A investigação descobriu que, em 2003 e 2004, empregados de alto escalão da Siemens no Brasil autorizaram a transferência de cerca de US$ 7 milhões provenientes de contas legítimas e contabilizadas nos Estados Unidos e Alemanha para uma conta irregular no Itaú de Luxemburgo, controlada por eles mesmos, através de empresas possivelmente de fachada criadas na Europa e no Caribe.

No começo de 2011, Gough pediu à procuradoria de Luxemburgo abertura de investigação criminal, pois o extrato tirado no banco Itaú do paraíso fiscal "era  totalmente incompreensível. Era o extrato bancário mais confuso que o depoente já viu na vida, sem nenhuma descrição de transações, mas apenas valores", segundo depoimento de Gough ao Ministério Público Federal (MPF).

Na Procuradoria de Luxemburgo as investigações avançaram, seguindo o caminho do dinheiro, com a quebra do sigilo bancário. Parte do dinheiro foi parar na conta da empresa Cristal Financial Services, sediada no paraíso fiscal das Ilhas Virgens Britânicas, cujos proprietários são Raul Henrique Srour e Richard Andrew de Mol Van Otterloo. Ambos foram condenados como doleiros no âmbito do caso Banestado a penas leves por aceitarem fazer delação premiada. Apesar de movimentarem cerca de US$ 1 bilhão como doleiros entre 2000 e 2003, suas penas foram reduzidas à doação de 50 cestas básicas e um ano e nove meses de prestação de serviços comunitários.

Raul Henrique Srour, tido como integrante do grupo de Alberto Youssef, foi novamente flagrado operando como doleiro na recente Operação Lava Jato. Dentro da estratégia de dividir as denúncias, o Ministério Público Federal do Paraná rapidamente ofereceu à Justiça uma primeira denúncia contra ele no dia 24 de abril de 2014, restrita ao crime de fraude ao usar nomes de terceiros para realizar operações de câmbio e para comprar um carro. A denúncia faz menção à conta dos executivos da Siemens no Itaú de Luxemburgo, mas apenas como indício de crimes antecedentes, sem aprofundar nada sobre o assunto.

Em junho de 2014, o juiz Sérgio Moro concedeu liberdade provisória à Raul Srour mediante fiança que teve o valor de R$ 7,2 milhões fixados inicialmente reduzido para R$ 2 milhões, sendo R$ 200 mil de entrada e mais 18 mensalidades de R$ 100 mil. O parcelamento é de difícil compreensão no caso de fiança, já que o fundamento seria a perda da caução em caso de fuga e retirar do acusado meios para continuar operando no mercado ilegal de câmbio. Porém, o parcelamento dá a chance do suposto criminoso pagar só a entrada de 10%, fugir e dar o calote no restante.
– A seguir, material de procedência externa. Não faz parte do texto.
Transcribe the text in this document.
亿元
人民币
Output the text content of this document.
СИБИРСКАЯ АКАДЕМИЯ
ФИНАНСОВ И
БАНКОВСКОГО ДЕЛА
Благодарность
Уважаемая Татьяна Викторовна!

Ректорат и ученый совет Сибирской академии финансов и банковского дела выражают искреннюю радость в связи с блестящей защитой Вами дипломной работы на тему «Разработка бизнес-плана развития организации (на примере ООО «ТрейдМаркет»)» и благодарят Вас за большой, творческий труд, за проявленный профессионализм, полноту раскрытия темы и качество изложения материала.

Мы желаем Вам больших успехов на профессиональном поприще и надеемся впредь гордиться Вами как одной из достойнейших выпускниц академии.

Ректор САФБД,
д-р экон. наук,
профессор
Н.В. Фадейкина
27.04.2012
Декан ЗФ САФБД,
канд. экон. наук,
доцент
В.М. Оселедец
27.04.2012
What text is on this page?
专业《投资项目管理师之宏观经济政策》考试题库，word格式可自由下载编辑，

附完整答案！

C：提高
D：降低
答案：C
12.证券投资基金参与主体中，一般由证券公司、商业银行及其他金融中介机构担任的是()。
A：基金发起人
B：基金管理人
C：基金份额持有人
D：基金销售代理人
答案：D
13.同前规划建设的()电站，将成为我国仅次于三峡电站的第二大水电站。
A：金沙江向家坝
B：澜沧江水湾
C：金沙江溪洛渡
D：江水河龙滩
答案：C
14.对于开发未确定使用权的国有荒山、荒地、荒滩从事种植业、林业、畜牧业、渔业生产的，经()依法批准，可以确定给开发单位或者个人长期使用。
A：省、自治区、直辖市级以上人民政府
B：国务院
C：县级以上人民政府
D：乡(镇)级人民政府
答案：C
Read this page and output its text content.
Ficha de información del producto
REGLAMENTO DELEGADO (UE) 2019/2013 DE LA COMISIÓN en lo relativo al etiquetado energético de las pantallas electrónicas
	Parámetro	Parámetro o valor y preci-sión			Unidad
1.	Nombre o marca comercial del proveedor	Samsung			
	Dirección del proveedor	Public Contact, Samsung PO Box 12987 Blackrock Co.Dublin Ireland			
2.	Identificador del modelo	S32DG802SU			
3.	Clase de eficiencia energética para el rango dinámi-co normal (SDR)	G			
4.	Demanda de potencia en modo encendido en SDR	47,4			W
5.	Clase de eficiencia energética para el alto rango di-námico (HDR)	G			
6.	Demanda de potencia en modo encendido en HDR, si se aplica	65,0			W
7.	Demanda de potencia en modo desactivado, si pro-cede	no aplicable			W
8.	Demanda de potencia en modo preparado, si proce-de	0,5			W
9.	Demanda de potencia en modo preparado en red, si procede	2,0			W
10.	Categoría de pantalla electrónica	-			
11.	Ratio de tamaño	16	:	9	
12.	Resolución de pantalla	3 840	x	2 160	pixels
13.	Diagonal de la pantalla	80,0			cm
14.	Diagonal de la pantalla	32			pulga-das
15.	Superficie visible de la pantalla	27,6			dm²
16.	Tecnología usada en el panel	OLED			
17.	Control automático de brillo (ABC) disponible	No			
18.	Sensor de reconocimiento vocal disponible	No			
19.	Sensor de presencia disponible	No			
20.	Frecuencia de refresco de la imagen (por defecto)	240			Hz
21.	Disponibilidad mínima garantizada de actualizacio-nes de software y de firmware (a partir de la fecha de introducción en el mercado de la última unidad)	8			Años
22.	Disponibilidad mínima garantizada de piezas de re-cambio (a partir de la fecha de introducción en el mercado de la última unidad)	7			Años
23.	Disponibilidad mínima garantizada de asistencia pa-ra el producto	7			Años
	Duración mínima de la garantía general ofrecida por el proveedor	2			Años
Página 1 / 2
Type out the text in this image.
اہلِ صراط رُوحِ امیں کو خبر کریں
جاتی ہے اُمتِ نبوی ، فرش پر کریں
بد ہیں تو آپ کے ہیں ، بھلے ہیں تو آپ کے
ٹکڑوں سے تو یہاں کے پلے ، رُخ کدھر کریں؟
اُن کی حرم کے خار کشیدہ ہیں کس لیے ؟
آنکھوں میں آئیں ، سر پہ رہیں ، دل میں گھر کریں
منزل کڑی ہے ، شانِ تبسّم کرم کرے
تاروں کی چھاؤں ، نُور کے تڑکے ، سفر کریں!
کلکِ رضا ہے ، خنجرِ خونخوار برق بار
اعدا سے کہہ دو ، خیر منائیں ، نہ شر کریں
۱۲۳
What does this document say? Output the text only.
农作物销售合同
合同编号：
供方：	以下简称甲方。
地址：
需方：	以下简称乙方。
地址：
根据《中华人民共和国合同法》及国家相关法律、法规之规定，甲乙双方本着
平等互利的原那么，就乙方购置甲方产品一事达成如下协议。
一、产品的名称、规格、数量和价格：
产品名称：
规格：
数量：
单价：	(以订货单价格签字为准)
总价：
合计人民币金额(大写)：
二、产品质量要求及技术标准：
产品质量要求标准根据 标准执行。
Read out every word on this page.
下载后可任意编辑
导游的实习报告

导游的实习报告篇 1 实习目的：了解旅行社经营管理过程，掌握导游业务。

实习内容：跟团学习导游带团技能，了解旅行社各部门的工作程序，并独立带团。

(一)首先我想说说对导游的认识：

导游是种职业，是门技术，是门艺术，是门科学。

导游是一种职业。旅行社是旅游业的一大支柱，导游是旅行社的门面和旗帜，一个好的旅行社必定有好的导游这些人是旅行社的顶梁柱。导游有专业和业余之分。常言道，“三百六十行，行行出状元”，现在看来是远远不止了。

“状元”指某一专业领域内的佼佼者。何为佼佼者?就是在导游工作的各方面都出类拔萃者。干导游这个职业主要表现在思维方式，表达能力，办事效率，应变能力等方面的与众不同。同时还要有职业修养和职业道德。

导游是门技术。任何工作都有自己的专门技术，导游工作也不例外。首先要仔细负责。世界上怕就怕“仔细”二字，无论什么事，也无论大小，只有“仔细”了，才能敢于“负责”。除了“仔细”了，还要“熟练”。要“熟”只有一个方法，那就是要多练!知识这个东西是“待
Outro ponto de se estranhar é o fato de Raul Srour ter recebido tratamento diferenciado ao do Alberto Youssef, pois foi solto em condições camaradas, sem fazer acordo de delação premiada – que se saiba – no que diz respeito a coisa maiores, como a empresa nas Ilhas Virgens Britânicas envolvida no caso Siemens.

No depoimento de Mark Gough, feito há um ano. está registrado: "O depoente informa que as autoridades de Luxemburgo estão interessadas em entrar em contato com as autoridades brasileiras".

Passado um ano, só agora uma delegação de procuradores brasileiros viaja para a Suíça em busca de provas sobre contas usadas para suposta lavagem de propinas nos contratos de trens paulistas.

Em 2013 o ex-diretor da Companhia Paulista de Trens Metropolitanos (CPTM) João Roberto Zaniboni foi condenado pela Justiça suíça por lavar dinheiro de propina no país europeu. Aqui no Brasil, ele e os demais envolvidos no escândalo do governo tucano continuam soltos.